Yrjö O. Vartia (born June 3, 1946 in Helsinki, Finland) is an emeritus professor of econometrics in the Department of Political and Economic Studies at the University of Helsinki, Finland.

== Career ==
He received his B.S. (mathematics) in 1968 and his M.A. (statistics) in 1971 from the University of Helsinki and Licentiate of Philosophy and Ph.D. (statistics) from the University of Tampere, Finland in 1976. He became associate professor of statistics at the University of Helsinki in 1980, Professor of Statistics at the Helsinki School of Economics HSE in 1984 and professor of Economics (focusing on econometrics) at the University of Helsinki in 1987. He was student of Leo Törnqvist, the creator of the Törnqvist index

==Research on Index Numbers==
Vartia is best known for his 1983 paper in Econometrica, Efficient Methods of Measuring Welfare Change and Compensated Income in Terms of Ordinary Demand Functions. It explains a numerical technique for solving a system of demand equations to derive the underlying utility function, i.e. for "calculating exact consumer welfare assuming the consumer faces a linear budget constraint". This is important because it greatly facilitates the measurement of changes in welfare, a major part of the work of economists.

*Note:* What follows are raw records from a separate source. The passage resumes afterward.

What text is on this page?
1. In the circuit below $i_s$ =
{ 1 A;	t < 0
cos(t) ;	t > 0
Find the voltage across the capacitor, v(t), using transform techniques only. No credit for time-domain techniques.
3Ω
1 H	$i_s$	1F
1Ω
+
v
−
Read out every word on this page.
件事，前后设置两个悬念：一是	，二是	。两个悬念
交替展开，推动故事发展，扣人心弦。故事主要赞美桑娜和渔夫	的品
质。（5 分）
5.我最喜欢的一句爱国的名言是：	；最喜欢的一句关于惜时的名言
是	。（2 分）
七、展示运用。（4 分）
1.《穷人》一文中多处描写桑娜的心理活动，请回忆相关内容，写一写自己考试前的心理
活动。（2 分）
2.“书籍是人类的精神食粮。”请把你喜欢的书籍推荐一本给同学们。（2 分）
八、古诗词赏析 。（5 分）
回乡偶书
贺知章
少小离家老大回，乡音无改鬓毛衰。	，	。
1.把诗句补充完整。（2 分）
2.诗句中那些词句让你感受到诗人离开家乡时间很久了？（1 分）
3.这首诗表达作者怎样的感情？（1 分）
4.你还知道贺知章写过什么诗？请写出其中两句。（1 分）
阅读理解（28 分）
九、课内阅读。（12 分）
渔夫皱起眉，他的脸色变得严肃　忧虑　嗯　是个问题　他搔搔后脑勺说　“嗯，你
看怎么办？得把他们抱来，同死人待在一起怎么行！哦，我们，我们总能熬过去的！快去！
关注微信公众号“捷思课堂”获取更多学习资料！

More generally, Vartia's expertise is axiomatic index numbers, where he is known for his "consistency in aggregation" test and his discovery, along with Kazuo Sato of the "ideal log-change index", which utilised logarithms and logarithmic mean to define the Sato-Vartia or "Vartia II" index (both 1976). He proposed also in his dissertation "Relative Changes and Index Numbers" in 1976 another index known as Montgomery-Vartia (or "Vartia I") index, which satisfies Time and Factor Reversal Tests and is Consistent in Aggregation. But it satisfies only a weaker form of Proportionality Test WPT along with, say, the factor antithesis FA(Törnqvist) of the Törnqvist index. According to WPT, if both prices and quantities change proportionally, the price index must equal the common factor of proportionality. Montgomery-Vartia index was proposed independently in another notation by Montgomery in 1937. Both Sato-Vartia and Montgomery-Vartia indices are modifications and refinements of the Törnqvist index.